The island nation of Niue becomes a self-governing colony of New Zealand.
Niue is an island country in the South Pacific Ocean, 2,400 kilometres northeast of New Zealand, east of Tonga, south of Samoa, and west of the Cook Islands. Niue’s land area is about 261 square kilometres and its population, predominantly Polynesian, was about 1,600 in 2016.The island is commonly referred to as “The Rock”, which comes from the traditional name “Rock of Polynesia”.
Niue, whose capital is the village of Alofi, is a self-governing state in free association with New Zealand; and New Zealand conducts most diplomatic relations on its behalf. Niueans are citizens of New Zealand, and Queen Elizabeth II is head of state in her capacity as Queen of New Zealand. Between 90–95% of Niuean people live in New Zealand, along with about 70% of the speakers of the Niuean language.A bilingual country, Niue has over 30% of its population speak both Niuean and English, though the percentage of monolingual English-speaking people is only 11%, while 46% are monolingual Niuean speakers. Rugby is the most played sport in Niue. In October 2016, Niue officially declared that all its national debt was paid off, and that there was no longer any national debt in Niue.

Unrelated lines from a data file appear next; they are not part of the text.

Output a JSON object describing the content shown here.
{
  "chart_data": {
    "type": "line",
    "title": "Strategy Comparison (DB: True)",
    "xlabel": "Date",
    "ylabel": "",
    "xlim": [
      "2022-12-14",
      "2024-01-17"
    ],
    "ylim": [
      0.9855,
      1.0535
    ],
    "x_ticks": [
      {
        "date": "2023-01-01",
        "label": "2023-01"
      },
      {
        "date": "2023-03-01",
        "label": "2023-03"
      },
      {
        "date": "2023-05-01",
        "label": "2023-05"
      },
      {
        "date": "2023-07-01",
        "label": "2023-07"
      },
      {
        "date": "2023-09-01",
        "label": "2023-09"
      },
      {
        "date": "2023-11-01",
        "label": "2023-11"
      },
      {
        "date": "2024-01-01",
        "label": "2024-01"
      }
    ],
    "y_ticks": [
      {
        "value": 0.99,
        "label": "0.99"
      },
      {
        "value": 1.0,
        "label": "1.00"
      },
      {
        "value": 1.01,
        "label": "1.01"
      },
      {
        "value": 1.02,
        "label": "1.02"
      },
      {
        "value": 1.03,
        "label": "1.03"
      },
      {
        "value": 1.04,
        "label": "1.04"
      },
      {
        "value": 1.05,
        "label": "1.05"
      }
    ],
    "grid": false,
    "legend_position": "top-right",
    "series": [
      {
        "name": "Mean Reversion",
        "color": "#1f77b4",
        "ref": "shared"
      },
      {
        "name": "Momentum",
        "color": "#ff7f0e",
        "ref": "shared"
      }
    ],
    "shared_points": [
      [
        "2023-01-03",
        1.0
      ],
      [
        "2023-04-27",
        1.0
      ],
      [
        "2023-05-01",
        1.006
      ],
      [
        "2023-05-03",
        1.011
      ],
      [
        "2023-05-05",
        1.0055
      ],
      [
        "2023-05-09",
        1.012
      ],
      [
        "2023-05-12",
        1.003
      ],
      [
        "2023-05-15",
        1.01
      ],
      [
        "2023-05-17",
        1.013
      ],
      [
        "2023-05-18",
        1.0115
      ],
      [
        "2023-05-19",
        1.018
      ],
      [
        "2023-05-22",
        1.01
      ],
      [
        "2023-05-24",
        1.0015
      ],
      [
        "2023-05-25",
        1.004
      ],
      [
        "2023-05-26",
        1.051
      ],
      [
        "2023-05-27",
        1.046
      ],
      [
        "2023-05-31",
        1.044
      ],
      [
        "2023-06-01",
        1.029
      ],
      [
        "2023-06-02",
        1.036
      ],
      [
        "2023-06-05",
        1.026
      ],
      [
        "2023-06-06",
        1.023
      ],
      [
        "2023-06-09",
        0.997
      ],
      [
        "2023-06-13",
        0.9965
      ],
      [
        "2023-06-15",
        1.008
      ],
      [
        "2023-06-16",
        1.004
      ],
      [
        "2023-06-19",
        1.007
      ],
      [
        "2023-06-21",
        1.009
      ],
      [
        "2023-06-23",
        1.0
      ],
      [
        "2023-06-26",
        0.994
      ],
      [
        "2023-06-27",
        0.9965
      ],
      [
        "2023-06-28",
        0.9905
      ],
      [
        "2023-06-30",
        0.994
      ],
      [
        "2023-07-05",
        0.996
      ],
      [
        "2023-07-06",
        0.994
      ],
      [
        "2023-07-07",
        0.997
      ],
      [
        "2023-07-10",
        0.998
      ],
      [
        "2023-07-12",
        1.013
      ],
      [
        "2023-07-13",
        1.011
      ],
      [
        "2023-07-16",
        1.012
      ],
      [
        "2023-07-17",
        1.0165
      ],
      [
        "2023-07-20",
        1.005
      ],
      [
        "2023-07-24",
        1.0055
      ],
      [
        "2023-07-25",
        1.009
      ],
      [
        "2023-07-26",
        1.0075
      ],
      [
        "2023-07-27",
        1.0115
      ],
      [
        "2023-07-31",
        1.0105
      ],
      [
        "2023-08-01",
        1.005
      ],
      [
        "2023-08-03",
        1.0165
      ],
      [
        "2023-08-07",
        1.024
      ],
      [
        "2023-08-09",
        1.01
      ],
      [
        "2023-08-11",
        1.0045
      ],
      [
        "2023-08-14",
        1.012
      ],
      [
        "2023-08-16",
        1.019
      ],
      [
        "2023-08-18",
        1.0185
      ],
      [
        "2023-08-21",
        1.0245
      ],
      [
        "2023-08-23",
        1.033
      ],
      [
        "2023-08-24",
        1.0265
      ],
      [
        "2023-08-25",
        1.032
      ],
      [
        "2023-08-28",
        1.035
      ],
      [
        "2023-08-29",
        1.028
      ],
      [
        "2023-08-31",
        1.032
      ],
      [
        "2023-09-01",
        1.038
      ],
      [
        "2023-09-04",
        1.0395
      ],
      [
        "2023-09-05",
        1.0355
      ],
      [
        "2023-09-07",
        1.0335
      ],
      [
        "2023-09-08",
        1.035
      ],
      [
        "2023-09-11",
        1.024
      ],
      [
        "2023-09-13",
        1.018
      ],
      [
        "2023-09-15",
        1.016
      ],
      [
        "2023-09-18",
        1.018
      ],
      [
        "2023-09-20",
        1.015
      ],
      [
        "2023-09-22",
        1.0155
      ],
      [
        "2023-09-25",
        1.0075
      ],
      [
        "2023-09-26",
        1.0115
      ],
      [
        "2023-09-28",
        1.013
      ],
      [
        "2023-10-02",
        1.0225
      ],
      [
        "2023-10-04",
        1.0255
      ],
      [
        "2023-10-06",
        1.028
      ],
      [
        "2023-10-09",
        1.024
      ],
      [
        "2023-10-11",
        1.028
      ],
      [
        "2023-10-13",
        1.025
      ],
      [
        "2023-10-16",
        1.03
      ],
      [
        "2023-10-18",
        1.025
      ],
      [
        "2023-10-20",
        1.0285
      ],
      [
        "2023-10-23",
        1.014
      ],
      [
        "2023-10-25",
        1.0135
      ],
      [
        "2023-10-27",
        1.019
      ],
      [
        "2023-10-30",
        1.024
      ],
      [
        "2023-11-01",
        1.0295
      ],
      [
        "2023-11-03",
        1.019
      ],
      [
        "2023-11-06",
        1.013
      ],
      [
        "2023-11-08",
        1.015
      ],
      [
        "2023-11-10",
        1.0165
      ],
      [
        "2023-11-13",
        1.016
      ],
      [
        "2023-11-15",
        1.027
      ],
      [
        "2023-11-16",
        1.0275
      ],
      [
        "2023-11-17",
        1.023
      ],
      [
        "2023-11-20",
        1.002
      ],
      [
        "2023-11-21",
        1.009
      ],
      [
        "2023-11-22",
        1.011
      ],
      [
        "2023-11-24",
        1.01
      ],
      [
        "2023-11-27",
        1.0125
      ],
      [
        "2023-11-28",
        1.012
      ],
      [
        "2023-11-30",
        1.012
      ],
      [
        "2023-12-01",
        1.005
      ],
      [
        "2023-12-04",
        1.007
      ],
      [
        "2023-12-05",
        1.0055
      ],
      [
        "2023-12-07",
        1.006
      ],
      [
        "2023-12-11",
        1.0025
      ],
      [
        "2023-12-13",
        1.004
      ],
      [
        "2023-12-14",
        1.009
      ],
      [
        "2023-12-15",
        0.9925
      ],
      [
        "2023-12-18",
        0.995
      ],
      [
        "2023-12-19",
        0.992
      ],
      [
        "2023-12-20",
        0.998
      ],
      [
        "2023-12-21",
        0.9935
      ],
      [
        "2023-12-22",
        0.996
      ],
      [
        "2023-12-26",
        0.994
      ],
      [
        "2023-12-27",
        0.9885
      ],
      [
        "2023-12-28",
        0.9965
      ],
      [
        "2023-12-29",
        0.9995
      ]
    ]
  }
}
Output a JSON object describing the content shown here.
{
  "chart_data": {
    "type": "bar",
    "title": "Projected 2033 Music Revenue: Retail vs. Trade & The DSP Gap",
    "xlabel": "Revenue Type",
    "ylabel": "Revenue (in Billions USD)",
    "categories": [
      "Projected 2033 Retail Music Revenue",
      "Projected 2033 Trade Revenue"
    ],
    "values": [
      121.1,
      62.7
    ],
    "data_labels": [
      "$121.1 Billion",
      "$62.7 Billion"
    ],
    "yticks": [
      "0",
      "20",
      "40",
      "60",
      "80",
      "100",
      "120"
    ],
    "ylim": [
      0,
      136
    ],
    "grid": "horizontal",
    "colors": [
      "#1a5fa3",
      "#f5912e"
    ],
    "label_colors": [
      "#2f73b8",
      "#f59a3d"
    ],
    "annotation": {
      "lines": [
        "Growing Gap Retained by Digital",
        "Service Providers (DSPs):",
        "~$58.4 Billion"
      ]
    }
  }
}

Niue is not a member of the United Nations, but UN organizations have accepted its status as a freely-associated state as equivalent to independence for the purposes of international law. As such, Niue is a full member of some UN specialised agencies and the WHO, and is invited, alongside the other non-UN member state, the Cook Islands, to attend United Nations conferences open to “all states”. Niue is subdivided into 14 villages. Each village has a village council that elects its chairman. The villages are at the same time electoral districts. Each village sends an assemblyman to the Parliament of Niue.